Auch Landrat sah keinen Stellenabbau

In den vergangenen Jahren wurde von der Klinikum-Geschäftsführung wiederholt: Einen Personalabbau bei Pflegern oder Ärzten werde es nicht geben. Auch Landrat Jörg Farr stimmte in dieses Lied ein. Anfang 2016 erklärte er nach Kritik der Gewerkschaft Verdi, dass das Medizin- und Personalkonzept für das Gesamtklinikum zeige, dass in Bereichen wie Medizin und Pflege alle Mitarbeiter gebraucht werden. Im gleichen Jahr wurden 60 Stellen abgebaut.

Laut Pressesprecherin Bernard gab es „bereits unterjährig in 2016 Fallzahlenrückgänge an allen drei Standorten“. Die aufgestellte Bettenanzahl sei daraufhin angepasst worden. Von ehemals 397 Betten habe die Geschäftsführung auf 359 aufgestellten Betten bis Ende 2016 reduziert. Gleichzeitig habe die Geschäftsführung im neuen Klinikum zur Unterstützung der examinierten Pflegekräfte weiteres Personal aus anderen Dienstarten eingestellt, etwa Stationssekretärinnen und Patiententransporteure.

Befristete Verträge ausgelaufen

Das Versprechen, dass es keine betriebsbedingten Kündigungen geben werde, hielt Geschäftsführer Achim Rogge ein. Stattdessen ließ man laut Pressesprecherin Bernard befristete Verträge auslaufen und besetzte Stellen nach Renteneintritt nicht nach, um auf die weniger zu versorgende Patientenzahl zu reagieren. Zudem sollen außerdem zahlreiche Mitarbeiter ein Altersteilzeitangebot bekommen haben.

Während Klinikum-Geschäftsführer Dr. Achim Rogge sich auf die Position stellen kann, dass er als Geschäftsführer eines privatwirtschaftlichen Unternehmens die Öffentlichkeit nicht über alles informieren muss, wird die Frage der politischen Verantwortlichkeiten noch zu klären sein.
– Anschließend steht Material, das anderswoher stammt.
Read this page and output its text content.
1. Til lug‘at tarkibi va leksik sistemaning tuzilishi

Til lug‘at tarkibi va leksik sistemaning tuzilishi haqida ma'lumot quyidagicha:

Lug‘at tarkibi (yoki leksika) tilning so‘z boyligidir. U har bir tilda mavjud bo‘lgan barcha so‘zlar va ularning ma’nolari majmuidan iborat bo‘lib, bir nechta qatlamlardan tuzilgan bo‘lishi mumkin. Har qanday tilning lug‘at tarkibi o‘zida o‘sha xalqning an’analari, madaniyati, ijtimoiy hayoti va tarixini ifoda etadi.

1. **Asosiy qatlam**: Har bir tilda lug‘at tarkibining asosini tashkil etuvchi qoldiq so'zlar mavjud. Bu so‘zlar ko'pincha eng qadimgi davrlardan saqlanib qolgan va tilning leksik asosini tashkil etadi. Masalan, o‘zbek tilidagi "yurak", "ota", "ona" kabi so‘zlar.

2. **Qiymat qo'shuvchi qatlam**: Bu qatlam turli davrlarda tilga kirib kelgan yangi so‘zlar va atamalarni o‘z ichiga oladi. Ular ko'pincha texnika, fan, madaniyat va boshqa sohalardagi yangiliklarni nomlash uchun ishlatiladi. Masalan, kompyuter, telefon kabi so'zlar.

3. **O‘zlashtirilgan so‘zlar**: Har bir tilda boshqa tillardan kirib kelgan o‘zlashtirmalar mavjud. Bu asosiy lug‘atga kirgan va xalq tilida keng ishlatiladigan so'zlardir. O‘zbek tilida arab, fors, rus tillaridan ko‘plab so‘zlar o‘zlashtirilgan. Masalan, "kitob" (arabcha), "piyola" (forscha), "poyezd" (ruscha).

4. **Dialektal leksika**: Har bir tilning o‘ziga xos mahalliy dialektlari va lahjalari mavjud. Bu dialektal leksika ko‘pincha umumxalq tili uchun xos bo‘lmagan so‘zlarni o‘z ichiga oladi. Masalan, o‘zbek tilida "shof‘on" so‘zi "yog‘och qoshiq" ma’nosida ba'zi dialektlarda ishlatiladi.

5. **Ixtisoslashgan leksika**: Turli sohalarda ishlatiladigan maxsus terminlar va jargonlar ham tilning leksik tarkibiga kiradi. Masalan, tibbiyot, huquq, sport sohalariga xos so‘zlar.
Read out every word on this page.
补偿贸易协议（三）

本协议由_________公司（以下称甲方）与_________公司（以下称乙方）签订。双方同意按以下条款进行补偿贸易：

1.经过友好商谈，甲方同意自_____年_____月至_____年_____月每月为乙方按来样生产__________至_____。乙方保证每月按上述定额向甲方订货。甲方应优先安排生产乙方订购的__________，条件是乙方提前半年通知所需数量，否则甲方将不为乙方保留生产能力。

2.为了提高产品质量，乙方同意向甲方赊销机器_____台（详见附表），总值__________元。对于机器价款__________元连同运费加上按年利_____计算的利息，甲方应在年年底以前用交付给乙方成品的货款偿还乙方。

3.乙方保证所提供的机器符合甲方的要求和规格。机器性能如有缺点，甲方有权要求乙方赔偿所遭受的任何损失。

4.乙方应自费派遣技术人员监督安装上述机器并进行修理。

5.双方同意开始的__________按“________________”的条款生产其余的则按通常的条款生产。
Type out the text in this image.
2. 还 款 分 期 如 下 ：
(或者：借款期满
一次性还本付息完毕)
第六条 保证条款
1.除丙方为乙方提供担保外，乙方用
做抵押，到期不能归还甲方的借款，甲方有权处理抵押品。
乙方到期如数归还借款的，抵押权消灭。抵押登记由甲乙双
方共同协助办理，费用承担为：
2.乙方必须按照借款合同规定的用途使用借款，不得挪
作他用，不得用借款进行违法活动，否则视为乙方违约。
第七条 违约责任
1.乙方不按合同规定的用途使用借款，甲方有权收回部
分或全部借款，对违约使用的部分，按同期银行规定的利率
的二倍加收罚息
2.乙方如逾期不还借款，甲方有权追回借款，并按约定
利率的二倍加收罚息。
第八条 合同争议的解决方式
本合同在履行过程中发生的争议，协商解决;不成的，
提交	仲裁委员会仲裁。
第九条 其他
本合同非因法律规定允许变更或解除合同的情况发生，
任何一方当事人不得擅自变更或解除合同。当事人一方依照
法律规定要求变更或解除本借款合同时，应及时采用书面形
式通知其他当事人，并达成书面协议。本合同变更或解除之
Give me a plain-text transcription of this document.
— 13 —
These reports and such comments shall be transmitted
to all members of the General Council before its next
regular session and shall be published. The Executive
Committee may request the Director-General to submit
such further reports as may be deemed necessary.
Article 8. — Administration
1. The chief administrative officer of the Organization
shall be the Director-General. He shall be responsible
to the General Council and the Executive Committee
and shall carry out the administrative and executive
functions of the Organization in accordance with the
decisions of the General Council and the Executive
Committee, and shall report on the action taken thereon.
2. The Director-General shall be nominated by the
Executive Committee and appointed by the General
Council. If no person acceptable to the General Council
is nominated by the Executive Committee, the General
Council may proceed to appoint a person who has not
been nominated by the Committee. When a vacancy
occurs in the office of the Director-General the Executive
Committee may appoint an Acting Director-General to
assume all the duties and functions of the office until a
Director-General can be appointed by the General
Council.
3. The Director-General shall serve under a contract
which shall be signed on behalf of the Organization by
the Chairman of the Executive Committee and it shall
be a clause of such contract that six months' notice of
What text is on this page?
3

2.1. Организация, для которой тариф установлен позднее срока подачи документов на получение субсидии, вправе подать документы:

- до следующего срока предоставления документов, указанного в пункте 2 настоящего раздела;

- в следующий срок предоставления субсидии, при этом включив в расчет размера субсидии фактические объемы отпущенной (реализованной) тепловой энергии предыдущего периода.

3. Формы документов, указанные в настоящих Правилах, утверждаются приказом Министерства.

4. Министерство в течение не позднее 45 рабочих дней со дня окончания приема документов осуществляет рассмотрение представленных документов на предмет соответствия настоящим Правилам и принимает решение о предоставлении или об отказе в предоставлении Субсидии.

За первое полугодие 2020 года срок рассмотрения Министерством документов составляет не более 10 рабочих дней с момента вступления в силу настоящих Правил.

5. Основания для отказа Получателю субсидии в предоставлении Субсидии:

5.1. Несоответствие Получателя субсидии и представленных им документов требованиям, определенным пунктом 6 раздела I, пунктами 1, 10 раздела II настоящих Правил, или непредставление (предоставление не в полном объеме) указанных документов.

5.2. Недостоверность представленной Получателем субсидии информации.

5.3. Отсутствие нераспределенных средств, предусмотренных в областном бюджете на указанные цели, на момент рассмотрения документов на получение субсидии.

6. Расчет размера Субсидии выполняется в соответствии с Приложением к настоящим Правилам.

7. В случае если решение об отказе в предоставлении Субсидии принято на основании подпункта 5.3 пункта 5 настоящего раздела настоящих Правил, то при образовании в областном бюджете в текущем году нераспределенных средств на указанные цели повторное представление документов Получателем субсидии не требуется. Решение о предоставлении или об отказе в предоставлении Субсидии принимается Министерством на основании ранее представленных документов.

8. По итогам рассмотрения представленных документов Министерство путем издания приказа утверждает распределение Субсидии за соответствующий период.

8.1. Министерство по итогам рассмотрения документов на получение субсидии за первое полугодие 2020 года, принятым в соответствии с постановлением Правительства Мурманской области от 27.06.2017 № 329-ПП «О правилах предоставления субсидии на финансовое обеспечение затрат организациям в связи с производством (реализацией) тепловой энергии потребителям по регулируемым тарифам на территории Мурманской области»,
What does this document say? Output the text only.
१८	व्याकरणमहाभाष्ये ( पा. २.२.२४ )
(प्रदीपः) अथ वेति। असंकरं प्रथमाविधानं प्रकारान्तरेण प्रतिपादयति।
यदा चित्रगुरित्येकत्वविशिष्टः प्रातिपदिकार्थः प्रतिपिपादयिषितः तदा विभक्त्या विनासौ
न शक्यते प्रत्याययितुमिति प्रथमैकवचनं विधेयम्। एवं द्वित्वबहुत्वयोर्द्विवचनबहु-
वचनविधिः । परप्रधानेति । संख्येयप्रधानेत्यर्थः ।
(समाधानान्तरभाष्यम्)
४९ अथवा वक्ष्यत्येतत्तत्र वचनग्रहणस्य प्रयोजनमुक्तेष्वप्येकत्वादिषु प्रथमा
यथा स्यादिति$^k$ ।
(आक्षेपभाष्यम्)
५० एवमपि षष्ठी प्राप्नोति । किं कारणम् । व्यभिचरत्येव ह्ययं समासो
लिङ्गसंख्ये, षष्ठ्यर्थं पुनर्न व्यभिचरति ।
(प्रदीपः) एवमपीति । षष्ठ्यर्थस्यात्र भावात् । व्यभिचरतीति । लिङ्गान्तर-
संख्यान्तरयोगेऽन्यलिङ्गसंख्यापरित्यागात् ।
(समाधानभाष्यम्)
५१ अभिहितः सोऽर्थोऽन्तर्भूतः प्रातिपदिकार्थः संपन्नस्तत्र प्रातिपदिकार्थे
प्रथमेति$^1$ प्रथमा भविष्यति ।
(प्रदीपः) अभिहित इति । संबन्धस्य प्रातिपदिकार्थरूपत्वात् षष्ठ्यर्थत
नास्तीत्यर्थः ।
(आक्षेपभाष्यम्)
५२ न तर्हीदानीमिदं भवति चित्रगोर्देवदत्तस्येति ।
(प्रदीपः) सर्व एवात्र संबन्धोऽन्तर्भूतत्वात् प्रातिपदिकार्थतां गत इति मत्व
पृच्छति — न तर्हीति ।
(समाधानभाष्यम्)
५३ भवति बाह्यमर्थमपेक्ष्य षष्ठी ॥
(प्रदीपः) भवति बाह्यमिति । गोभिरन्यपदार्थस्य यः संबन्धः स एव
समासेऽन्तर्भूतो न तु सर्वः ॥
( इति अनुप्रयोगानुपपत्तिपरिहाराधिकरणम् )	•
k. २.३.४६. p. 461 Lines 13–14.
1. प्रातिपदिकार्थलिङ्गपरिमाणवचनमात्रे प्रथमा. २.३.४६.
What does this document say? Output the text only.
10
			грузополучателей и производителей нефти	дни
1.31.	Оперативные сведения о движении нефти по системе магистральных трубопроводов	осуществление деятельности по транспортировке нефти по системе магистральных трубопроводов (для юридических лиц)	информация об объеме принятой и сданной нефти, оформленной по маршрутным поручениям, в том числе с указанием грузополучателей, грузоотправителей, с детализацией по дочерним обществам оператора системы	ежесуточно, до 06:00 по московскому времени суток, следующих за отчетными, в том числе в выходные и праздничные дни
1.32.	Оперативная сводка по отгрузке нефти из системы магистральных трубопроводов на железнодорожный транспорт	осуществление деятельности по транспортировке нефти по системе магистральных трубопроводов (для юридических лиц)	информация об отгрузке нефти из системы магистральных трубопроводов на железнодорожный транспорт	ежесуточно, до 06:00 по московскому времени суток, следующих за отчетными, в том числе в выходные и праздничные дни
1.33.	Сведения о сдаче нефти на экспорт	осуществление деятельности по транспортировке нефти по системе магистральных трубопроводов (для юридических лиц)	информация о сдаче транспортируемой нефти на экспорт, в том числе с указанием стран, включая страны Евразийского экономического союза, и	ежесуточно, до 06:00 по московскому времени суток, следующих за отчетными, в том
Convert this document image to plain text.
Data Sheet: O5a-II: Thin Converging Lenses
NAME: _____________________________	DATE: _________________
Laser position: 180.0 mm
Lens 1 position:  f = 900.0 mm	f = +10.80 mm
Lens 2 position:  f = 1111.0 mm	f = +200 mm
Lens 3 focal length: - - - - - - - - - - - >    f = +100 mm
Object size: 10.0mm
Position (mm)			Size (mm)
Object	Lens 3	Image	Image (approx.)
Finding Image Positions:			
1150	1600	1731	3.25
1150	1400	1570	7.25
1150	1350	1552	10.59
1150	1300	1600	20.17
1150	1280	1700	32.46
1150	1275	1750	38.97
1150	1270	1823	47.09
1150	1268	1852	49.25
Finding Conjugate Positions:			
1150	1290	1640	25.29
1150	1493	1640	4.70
Immerhin ist der Landkreis zehnprozentiger Eigentümer des Krankenhauses. Er kann damit zwar nicht an allen Punkten mitentscheiden, sollte aber über alle wesentlichen Entscheidungen zumindest informiert worden sein.

Das Klinikum gibt an, sich „glücklicherweise wieder auf Expansionskurs“ zu befinden: „Wir suchen für den Aufbau, zum Beispiel der Fachabteilung Urologie, neue Pflegekräfte und stellen grundsätzlich im sogenannten ,weißen Bereich‘ ein“, sagt Bernard. So seien im April sechs (examinierte) Gesundheits- und KrankenpflegerInnen eingestellt worden.